Often one or both partners suffer wilful delusion.
They are so in love or lust they don't want to see impending financial problems. Emotion rules and bad decisions can be made.
Those bad decisions might simply be spending a large sum of money on ridiculously large gifts for the other person. It's not unusual for one partner not to even know how much debt or equity the other party has.
Just because he or she owns property it doesn't mean that they're not sinking in debt that is about to be sexually transmitted to the new partner.
It never ceases to amaze Dudson that two people can sleep together yet not be willing to say, "I'll show you mine [money] if you show me yours." Quite often, says Dudson, one or both parties may have no idea what their true net worth is.

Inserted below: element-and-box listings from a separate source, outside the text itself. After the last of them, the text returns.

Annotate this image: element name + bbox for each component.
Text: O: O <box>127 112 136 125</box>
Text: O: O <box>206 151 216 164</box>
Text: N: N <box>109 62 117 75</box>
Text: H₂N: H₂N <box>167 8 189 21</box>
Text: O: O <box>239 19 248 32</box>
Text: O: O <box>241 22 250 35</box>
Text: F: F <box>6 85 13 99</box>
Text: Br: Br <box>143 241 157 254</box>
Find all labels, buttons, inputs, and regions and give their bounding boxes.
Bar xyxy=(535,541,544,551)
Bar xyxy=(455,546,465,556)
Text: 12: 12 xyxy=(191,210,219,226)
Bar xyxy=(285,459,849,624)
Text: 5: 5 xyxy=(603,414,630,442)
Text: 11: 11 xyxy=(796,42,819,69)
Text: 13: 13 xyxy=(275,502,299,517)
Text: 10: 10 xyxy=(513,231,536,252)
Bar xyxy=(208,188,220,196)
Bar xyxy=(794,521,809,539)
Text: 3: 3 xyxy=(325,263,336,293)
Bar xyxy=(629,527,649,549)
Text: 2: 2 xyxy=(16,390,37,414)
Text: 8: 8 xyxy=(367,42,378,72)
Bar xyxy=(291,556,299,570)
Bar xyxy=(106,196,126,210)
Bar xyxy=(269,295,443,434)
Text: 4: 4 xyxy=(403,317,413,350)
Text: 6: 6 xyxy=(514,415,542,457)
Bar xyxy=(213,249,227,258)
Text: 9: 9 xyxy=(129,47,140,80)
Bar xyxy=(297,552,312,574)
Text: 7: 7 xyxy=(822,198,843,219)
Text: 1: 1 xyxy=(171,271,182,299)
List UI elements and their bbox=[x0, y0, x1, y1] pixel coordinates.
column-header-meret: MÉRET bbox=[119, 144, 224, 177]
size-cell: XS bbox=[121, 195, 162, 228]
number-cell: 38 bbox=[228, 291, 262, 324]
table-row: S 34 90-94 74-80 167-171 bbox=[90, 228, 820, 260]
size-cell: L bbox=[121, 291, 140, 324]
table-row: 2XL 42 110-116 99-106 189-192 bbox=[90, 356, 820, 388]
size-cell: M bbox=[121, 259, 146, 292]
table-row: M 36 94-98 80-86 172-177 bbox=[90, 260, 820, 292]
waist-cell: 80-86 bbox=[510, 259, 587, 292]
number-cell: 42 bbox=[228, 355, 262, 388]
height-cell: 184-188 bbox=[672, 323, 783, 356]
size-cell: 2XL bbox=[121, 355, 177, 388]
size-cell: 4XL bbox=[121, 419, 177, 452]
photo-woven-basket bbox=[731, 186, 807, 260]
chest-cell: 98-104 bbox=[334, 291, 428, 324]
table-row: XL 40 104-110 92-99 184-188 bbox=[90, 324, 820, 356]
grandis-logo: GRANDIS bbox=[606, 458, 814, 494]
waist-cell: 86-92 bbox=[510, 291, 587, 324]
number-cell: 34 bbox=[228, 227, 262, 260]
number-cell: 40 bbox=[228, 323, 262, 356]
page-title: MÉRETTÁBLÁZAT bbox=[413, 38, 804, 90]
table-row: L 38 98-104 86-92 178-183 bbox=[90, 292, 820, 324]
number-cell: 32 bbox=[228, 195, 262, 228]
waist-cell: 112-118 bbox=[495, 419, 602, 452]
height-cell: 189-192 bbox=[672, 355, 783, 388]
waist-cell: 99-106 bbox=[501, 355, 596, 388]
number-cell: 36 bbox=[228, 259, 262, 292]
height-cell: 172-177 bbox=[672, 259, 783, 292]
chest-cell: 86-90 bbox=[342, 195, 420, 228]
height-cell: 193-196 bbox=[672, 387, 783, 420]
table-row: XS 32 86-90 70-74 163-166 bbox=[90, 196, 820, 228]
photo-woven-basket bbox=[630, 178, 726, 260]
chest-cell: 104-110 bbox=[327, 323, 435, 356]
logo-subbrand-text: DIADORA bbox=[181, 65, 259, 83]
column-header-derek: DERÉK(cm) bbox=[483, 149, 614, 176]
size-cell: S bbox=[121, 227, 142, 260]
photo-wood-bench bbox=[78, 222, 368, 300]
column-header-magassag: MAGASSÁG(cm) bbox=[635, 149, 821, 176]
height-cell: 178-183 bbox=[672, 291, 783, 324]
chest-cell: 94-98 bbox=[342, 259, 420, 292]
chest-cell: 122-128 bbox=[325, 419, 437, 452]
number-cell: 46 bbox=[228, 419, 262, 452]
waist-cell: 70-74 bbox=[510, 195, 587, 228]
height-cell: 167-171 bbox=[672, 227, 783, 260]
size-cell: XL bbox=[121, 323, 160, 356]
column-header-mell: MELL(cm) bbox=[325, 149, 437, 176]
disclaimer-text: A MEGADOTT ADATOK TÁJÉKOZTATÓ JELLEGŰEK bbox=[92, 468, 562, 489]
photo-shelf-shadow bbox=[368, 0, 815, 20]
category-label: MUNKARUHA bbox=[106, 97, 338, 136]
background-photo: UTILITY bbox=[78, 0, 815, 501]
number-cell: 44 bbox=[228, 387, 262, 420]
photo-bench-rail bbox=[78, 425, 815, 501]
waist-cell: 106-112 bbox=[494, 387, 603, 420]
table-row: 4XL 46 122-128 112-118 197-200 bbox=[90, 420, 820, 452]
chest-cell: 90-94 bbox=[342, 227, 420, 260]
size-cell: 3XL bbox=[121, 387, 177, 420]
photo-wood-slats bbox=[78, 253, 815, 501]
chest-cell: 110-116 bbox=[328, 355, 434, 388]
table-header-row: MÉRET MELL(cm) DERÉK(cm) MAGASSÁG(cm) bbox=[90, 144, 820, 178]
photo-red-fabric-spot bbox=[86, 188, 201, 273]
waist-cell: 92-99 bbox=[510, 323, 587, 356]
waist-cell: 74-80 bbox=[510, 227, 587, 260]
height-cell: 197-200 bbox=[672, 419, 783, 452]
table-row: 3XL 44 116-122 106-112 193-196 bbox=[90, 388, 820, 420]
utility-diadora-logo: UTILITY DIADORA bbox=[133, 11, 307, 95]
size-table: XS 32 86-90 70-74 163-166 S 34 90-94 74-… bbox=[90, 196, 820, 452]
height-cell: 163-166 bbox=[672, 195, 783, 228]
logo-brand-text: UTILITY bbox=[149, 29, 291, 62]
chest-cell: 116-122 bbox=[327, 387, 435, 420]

"I have a new man in my life and when we get to the point I am going to show him what I have and I want to see his bank account before we do anything together [financially]."
Prenuptial agreements are becoming more common in New Zealand.
However, couples who have just met don't really want to be saying to each other, "If we split, this is what you'll get - or not get." It's just not romantic, even if it is practical.
Most couples have up to three years to make the decision about whether they want a prenuptial agreement.
Not everyone with a large wealth divide will want to have a prenuptial agreement.
Too much power in one set of hands may not be good for a relationship's survival.
Marriage, civil union, or de facto coupledom without a prenuptial agreement is one way to even out that power imbalance. If things go wrong, however, it could be a real king-hit for the partner who brought the bulk of the money to the relationship.
Questions to ask each other before saying "I do" and marrying or moving in together.
- What assets and liabilities do we each have? This needs to be out on the table to avoid surprises in the future.
- What is your money history? Did your parents manage money well? Has your partner got a good or bad credit record? Are there outstanding debts? Do you pay child support?
- Do you live from payday to payday? This suits some people and makes others anxious. If your partner lives this way and you don't you'll need to find coping mechanisms.
- Will we pool our money or keep separate accounts? Is this a long-term solution? What will happen if we have children? How will we pool money then?
- Will we budget? If not, how will we plan our spending?
- How much can each of us spend without consulting the other? Do we have a sum of money each payday to spend on ourselves as we see fit?
- What are savings for? Will we save to buy cars and holidays? Or should we have savings to buy a house or save for retirement?
- How should we divide up financial duties such as planning and paying bills? Both partners need to know what money is coming in and out of a household. Sometimes, however, it makes sense to have one party in charge of day-to-day budgeting and spending so that bills don't fall through the cracks. Or one party could be responsible for macro budgeting and the other day-to-day spending.
- Are you a tightwad, a spendthrift, or somewhere in the middle? If each partner is at different ends of the scale then you've got a lot of financial planning to do for a happy marriage.
- What do you spend on yourself? If the answer is nothing, or conversely to the very limit of your credit card, there could be problems looming.
- What are your financial priorities? Is it repaying debt, buying a new car, buying a home, spend and be happy? And so on.
- What stupid things have you ever done with money? This one can be a real eye-opener.